Thursday, 14 February 2019

licking On Terrorist Propaganda Even Once Could Mean 15 Years In Prison

Anyone who views terrorist propaganda once online can be jailed for up to 15 years under new laws that have sparked human rights concerns. MPs had urged the government to scrap plans to criminalise viewing “information useful to a person committing or preparing an act of terrorism”, which goes further than much-used laws that made physically collecting, downloading or disseminating the material illegal. A United Nations inspector accused the government of straying towards “thought crime” with the proposal, which originally stated that people would have to access propaganda “on three or more different occasions” to commit a terror offence. But the benchmark was removed from the draft law, meaning a single click is now illegal.

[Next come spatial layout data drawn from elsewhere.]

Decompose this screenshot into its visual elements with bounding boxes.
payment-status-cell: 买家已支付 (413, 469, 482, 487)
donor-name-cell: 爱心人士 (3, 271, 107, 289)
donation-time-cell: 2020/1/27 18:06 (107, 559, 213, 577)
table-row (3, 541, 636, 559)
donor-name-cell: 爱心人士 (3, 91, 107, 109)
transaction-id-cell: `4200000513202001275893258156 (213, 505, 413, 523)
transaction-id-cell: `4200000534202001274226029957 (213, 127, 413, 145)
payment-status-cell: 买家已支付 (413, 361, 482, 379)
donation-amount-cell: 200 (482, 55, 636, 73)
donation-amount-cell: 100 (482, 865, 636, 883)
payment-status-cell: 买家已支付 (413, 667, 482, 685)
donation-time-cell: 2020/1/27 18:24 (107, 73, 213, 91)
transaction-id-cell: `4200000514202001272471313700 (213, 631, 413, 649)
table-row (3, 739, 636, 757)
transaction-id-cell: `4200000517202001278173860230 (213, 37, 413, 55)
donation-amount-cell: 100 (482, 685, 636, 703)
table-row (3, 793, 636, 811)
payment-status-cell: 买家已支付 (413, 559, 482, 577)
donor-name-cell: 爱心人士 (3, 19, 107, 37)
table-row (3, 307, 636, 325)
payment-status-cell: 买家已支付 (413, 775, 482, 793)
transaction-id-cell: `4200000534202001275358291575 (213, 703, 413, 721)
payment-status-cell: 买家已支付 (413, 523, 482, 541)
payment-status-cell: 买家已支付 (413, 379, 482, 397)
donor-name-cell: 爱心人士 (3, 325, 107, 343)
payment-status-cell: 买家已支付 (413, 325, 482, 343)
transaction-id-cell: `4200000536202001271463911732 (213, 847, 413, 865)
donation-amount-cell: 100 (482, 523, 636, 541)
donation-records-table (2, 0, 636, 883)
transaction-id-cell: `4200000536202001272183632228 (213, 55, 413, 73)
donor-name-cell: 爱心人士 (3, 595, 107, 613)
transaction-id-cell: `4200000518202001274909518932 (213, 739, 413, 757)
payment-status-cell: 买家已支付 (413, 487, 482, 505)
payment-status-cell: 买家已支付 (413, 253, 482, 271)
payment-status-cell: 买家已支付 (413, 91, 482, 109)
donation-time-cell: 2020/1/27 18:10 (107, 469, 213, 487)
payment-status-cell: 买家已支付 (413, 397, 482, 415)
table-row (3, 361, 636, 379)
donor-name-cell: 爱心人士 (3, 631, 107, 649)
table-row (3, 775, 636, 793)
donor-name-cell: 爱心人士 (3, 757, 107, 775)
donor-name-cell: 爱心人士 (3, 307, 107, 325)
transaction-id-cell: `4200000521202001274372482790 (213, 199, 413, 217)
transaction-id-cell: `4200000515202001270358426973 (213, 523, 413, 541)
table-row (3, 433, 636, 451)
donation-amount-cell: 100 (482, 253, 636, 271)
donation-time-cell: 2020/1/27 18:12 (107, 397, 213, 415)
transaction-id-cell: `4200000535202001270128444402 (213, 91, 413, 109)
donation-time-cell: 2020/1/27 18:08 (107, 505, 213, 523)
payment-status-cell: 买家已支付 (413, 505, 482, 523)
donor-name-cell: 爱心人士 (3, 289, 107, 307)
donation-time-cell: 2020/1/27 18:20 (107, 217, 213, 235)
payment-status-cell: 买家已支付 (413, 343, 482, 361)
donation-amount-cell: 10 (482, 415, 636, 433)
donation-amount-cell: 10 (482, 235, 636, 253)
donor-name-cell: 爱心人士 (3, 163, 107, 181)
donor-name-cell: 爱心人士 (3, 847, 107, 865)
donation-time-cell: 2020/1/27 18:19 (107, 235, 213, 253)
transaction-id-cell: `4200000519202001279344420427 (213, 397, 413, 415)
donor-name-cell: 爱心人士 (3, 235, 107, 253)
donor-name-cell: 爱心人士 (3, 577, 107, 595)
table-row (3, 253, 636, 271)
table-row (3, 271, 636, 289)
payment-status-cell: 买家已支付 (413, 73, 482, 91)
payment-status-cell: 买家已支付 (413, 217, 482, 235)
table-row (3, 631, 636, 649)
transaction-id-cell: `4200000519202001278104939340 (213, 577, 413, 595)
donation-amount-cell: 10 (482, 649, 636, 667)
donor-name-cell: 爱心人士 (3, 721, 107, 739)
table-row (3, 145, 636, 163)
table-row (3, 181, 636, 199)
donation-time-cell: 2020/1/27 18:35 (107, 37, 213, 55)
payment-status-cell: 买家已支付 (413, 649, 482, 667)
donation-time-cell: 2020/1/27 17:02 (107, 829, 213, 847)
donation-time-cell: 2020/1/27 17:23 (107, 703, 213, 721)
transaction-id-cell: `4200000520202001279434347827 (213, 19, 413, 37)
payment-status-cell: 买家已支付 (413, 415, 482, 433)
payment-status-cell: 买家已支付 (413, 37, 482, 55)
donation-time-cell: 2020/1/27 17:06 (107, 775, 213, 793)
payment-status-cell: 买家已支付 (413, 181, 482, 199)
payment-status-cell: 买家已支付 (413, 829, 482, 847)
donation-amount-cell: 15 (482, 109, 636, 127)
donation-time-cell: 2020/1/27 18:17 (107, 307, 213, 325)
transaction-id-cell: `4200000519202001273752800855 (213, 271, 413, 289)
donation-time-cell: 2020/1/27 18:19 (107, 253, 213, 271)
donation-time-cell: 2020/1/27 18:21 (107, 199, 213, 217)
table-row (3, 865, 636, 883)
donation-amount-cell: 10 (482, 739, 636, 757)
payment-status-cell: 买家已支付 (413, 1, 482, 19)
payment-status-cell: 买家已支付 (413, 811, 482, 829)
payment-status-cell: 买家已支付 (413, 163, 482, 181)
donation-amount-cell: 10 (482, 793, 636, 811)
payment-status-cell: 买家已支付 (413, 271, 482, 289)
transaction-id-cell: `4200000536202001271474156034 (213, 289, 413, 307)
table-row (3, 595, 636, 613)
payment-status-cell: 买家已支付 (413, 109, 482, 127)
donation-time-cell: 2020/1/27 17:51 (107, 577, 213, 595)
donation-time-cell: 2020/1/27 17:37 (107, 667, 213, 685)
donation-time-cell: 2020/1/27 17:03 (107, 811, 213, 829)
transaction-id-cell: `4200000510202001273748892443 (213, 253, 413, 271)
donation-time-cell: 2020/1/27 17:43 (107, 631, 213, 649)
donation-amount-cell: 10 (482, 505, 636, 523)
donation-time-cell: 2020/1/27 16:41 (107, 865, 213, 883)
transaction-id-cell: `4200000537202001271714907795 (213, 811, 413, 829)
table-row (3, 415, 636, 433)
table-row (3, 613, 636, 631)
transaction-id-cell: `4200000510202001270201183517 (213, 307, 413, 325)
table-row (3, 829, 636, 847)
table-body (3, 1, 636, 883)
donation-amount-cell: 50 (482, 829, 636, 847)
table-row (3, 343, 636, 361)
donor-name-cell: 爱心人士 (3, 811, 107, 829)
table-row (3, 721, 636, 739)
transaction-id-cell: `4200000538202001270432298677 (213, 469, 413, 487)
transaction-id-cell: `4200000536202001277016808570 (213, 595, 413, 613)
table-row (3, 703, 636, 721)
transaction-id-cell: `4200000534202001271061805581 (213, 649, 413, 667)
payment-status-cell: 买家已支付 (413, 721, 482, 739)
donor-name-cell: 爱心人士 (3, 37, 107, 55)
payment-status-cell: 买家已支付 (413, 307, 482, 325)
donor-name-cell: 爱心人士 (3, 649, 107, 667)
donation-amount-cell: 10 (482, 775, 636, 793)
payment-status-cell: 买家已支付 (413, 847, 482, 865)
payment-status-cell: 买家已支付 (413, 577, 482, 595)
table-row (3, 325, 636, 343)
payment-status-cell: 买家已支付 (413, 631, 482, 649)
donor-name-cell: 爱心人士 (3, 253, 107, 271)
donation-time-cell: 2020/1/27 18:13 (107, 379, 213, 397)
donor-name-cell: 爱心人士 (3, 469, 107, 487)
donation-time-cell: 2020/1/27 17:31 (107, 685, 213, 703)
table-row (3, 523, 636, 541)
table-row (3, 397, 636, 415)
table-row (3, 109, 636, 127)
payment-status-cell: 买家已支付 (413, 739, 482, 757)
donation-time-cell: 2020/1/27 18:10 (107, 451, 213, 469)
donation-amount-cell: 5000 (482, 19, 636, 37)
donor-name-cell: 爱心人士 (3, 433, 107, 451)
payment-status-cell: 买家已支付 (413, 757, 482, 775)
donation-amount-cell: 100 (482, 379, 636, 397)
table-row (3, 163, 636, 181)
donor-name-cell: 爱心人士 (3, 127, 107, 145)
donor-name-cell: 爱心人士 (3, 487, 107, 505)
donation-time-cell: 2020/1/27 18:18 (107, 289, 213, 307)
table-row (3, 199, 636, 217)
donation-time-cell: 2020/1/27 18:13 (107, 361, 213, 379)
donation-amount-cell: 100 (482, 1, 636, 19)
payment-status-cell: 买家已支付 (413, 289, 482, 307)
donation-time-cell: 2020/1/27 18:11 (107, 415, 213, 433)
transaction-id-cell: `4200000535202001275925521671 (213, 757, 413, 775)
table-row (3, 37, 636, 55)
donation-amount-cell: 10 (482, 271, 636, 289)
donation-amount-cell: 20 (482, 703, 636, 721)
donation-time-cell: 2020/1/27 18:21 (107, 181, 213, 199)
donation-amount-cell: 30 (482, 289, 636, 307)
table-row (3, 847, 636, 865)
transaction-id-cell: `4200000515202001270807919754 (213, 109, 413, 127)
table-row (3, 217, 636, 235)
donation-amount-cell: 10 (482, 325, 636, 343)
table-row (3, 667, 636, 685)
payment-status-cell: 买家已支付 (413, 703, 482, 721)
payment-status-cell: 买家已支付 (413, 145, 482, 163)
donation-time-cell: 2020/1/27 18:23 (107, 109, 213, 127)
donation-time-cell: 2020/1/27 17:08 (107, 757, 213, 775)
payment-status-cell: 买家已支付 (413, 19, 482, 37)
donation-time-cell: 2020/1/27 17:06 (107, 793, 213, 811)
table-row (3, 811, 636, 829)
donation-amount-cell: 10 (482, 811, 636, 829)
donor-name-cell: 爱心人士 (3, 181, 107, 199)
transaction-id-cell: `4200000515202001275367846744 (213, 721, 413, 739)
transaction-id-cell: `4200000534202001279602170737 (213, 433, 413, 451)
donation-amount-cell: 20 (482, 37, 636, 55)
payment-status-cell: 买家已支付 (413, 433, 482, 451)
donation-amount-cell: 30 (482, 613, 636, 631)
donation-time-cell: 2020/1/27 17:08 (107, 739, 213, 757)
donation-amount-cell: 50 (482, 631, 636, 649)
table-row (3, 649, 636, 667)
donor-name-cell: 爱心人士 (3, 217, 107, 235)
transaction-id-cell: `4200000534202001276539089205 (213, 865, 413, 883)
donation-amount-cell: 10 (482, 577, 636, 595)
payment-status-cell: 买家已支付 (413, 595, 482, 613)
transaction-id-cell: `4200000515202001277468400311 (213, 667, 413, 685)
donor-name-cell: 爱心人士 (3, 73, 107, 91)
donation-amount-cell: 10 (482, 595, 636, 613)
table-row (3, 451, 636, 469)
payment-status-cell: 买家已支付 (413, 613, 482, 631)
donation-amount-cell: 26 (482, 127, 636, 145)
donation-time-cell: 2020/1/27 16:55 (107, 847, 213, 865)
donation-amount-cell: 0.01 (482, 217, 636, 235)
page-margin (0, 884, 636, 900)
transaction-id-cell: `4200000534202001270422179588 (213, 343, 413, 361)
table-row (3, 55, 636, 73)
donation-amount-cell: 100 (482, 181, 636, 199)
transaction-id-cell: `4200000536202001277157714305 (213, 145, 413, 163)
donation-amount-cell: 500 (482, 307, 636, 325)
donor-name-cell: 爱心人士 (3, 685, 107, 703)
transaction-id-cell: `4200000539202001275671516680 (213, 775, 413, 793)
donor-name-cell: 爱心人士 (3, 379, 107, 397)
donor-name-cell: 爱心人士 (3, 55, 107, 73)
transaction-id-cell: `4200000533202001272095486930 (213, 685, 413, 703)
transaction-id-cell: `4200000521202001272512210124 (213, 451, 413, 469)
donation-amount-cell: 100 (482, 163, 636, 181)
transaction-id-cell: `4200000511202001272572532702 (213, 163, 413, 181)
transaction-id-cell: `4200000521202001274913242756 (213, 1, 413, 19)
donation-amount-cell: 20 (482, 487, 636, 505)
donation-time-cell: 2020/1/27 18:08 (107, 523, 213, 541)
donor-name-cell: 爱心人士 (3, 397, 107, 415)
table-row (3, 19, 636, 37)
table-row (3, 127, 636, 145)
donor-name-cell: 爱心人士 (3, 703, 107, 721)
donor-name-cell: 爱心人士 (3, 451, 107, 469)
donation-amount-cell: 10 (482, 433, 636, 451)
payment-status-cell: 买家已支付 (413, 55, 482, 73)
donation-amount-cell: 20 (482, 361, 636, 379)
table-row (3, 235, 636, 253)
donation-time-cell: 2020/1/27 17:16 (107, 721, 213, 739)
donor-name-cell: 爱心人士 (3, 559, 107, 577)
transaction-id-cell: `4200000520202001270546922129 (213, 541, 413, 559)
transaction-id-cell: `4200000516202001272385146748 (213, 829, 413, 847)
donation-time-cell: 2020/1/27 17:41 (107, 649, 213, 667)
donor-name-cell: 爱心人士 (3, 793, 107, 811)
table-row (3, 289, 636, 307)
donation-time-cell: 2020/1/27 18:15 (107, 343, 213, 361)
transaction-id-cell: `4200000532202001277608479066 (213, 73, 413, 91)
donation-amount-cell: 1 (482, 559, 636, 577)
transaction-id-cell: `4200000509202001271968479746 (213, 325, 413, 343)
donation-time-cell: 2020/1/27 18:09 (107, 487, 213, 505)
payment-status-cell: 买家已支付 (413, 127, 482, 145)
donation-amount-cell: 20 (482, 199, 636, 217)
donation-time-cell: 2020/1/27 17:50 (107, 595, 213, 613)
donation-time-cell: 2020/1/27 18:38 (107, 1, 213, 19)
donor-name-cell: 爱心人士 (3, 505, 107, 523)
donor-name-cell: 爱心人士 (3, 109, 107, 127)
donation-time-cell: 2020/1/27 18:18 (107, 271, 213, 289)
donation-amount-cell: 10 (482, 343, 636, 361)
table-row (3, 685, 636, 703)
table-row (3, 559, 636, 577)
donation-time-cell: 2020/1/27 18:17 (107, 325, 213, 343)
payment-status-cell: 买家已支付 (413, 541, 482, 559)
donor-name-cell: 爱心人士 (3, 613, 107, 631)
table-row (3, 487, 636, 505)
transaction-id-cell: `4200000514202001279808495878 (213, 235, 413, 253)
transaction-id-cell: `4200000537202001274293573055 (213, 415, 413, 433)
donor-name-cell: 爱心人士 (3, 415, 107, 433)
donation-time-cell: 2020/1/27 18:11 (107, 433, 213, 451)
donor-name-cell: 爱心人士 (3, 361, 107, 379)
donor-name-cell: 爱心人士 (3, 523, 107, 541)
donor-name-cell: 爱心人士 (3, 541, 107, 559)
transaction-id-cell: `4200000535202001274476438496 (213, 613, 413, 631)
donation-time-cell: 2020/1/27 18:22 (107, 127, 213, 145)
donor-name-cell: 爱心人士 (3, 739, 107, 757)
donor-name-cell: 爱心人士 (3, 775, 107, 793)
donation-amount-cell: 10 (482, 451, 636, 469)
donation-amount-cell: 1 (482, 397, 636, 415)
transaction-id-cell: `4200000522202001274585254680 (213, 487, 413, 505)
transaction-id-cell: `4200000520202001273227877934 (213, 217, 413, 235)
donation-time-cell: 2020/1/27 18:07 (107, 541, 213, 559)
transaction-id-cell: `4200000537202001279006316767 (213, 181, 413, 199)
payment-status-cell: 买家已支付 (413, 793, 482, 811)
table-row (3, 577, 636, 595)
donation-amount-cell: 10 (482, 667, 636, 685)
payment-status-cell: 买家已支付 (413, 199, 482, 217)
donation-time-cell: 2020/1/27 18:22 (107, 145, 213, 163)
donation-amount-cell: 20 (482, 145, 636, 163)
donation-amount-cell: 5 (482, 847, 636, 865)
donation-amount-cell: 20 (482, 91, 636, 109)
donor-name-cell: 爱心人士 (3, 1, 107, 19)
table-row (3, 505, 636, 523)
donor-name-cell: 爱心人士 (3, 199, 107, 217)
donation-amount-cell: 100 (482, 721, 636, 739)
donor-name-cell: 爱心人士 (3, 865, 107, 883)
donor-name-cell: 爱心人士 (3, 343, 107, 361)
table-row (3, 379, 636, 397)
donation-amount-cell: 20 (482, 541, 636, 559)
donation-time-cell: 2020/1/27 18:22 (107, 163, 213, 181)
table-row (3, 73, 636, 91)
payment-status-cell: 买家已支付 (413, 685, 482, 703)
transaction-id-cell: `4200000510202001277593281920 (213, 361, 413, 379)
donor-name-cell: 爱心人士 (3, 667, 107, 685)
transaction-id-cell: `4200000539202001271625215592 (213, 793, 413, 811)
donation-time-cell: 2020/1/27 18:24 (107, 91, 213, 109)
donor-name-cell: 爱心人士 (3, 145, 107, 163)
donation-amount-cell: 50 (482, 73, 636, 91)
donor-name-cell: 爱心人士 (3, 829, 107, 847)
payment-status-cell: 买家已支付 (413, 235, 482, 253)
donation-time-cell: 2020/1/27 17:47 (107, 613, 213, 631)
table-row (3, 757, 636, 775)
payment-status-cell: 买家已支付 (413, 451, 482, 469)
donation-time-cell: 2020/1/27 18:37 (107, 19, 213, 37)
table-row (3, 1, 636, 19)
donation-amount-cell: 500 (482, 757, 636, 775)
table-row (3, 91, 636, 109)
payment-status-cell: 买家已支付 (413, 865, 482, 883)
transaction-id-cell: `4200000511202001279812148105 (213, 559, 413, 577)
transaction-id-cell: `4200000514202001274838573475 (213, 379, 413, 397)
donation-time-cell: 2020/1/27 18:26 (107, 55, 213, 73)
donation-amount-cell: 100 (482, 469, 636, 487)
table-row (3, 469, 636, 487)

Security officials have told The Independent that discretion will be exercised and the law will help prosecute extremists in cases where other offences cannot be proven, or to prevent radicalization. A report by the Joint Committee on Human Rights said the offence “is a breach of the right to receive information and risks criminalising legitimate research and curiosity”.

The new law was introduced as part of the Counter-Terrorism and Border Security Act, which received royal assent this week. Max Hill QC, the former Independent Reviewer of Terrorism Legislation and current Director of Public Prosecutions, told the committee he found lengthy prison sentences “difficult to countenance when nothing is to be done with the material” last year.